Question on variation of parameters - ODE

[cue928]

I am working on a problem requiring variation of parameters. When I calculated the wronskian, I got an answer, which differed from the book only by a "-" (mine was -, the book's was +). So I switched my functions for y1 and y2 and got the answer the book had. Is there a standard for which should be which or does it work itself out either way through the course of the problem, once you start integrating?

 

[Kreizhn]

I may be wrong, but your definition of y1 and y2 shouldn't matter. Because the Wronskian is given by a determinant, we know that switching y1 and y2 corresponds to switching a column and hence flips the sign of the Wronskian.

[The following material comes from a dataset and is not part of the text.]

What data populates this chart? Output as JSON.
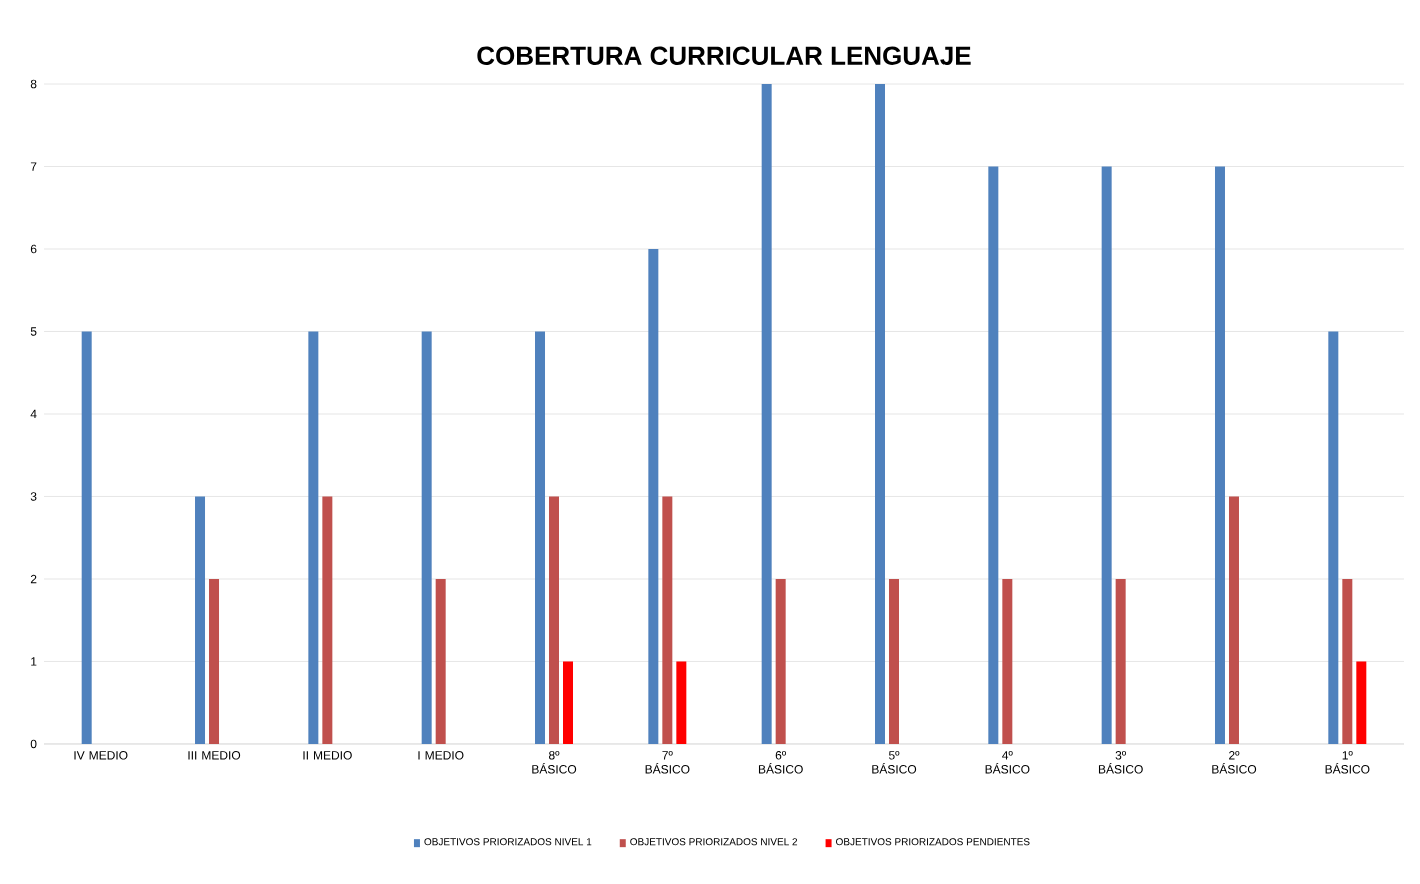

However, at the same time the formulas for the "coefficients" A(x) y1 + B(x) y2 also switch signs. This means that the answer should be the same regardless of which indexing scheme you give.

 

[Kreizhn]

To be more precise, let's say that the book calculates the wrongskian to be W(x). Then the coefficients will be
A(x) = -\int \frac1W y_2(x) b(x) \ dx, \qquad B(x) = \int \frac1W y_1(x) b(x) \ dx
where b(x) is the inhomogeneous factor. This gives
A(x) y_1(x) + B(x) y_2(x)

Now if you calculate -W(x), and set \hat y_1 = y_2, \hat y_2 = y_1 then
\hat A(x) = -\int \frac1{-W} \hat y_2(x) b(x) \ dx, \qquad \hat B(x) = \int \frac1{-W} \hat y_1(x) b(x) \ dx
And your solution will be
\hat A(x) \hat y_1(x) + \hat B(x) \hat y_2(x)
but you can easily calculate \hat A(x) = B(x), \hat B(x) = A(x) so your solution is equivalent to the first.

 

[cue928]

Yeah, I went ahead and ran through the two scenarios and got the same answer. I guess there could be two different answers on the wronskian that would produce the same answer. Haven't had linear algebra yet, but I suspect if I ever take it, I'll get some more insight. Thanks for your reply.